There was silence. Alison was too upset now to cry, too exhausted to speak. The old Ford barreled along the two-lane highway, high beams on. To the south, in the rearview, a ridge of flame snaked across the plain. Ahead, the lights of the town were beginning to emerge. Alison was surprised there was power still, but grateful for the sense of normalcy it imposed.

“There’s nothing you could do.”

She wrapped her arms around herself. Tucked her chin into her chest. After a few minutes, she opened Simone’s purse again, having kept it clutched in her sweaty hand. They were the same age. She thumbed through the cards, counted the cash—a lot of it, Alison realized now, almost seven hundred dollars in notes, another eight in change. Tucked among the fifties, a piece of paper.

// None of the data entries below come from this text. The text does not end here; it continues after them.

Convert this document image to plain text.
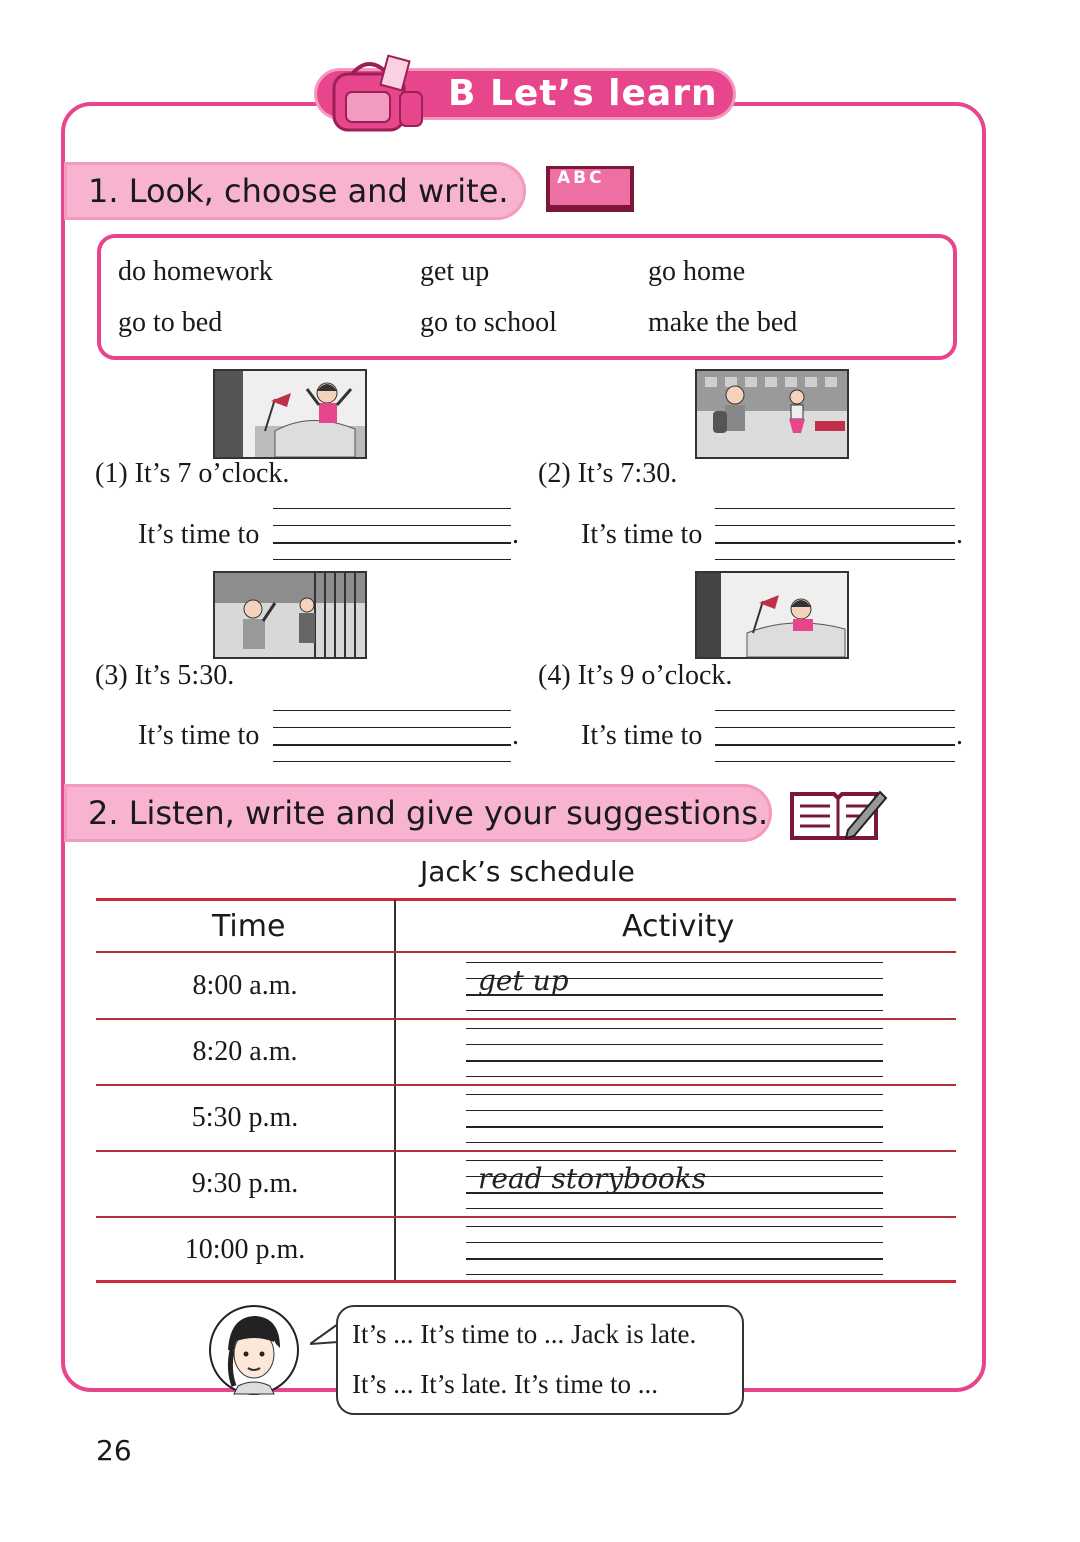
B Let’s learn
1. Look, choose and write.	ABC
do homework	get up	go home
go to bed	go to school	make the bed
(1) It’s 7 o’clock.	(2) It’s 7:30.
It’s time to	. It’s time to	.
(3) It’s 5:30.	(4) It’s 9 o’clock.
It’s time to	. It’s time to	.
2. Listen, write and give your suggestions.
Jack’s schedule
Time	Activity
8:00 a.m.	get up
8:20 a.m.
5:30 p.m.
9:30 p.m.	read storybooks
10:00 p.m.
It’s ... It’s time to ... Jack is late.
It’s ... It’s late. It’s time to ...
26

Alison King, 5872 Cook Creek Road, Lake Bend, Victoria

The words, scrawled across a torn corner of a yellow pad lined red, jolted Alison. She stared, her back straight against the seat, hairs on her arms rising. She glanced over at Jim, wondering, had he seen her reaction? He was focused on the road, cluttered as it was with the windblown remains of the bush. Alison had no idea what it meant. Was she the reason this woman had died? Who was she? What was she doing there? Alison’s head throbbed as the ute navigated the early dusk. The handwriting was not unlike Alison’s, all uppercase, no respect for the imposed guidelines of the notepaper. Flourish on the R, the B, the K. Fuck. Alison tried to contain the energy she felt coiled inside her, the howl that wanted to escape through her smoke-singed throat. She took three deep breaths, in through the nose, out through the mouth. Felt a little better. Felt a little worse. Jim still wasn’t talking. They rocked along the road at a steady pace as Alison tried to settle. She couldn’t.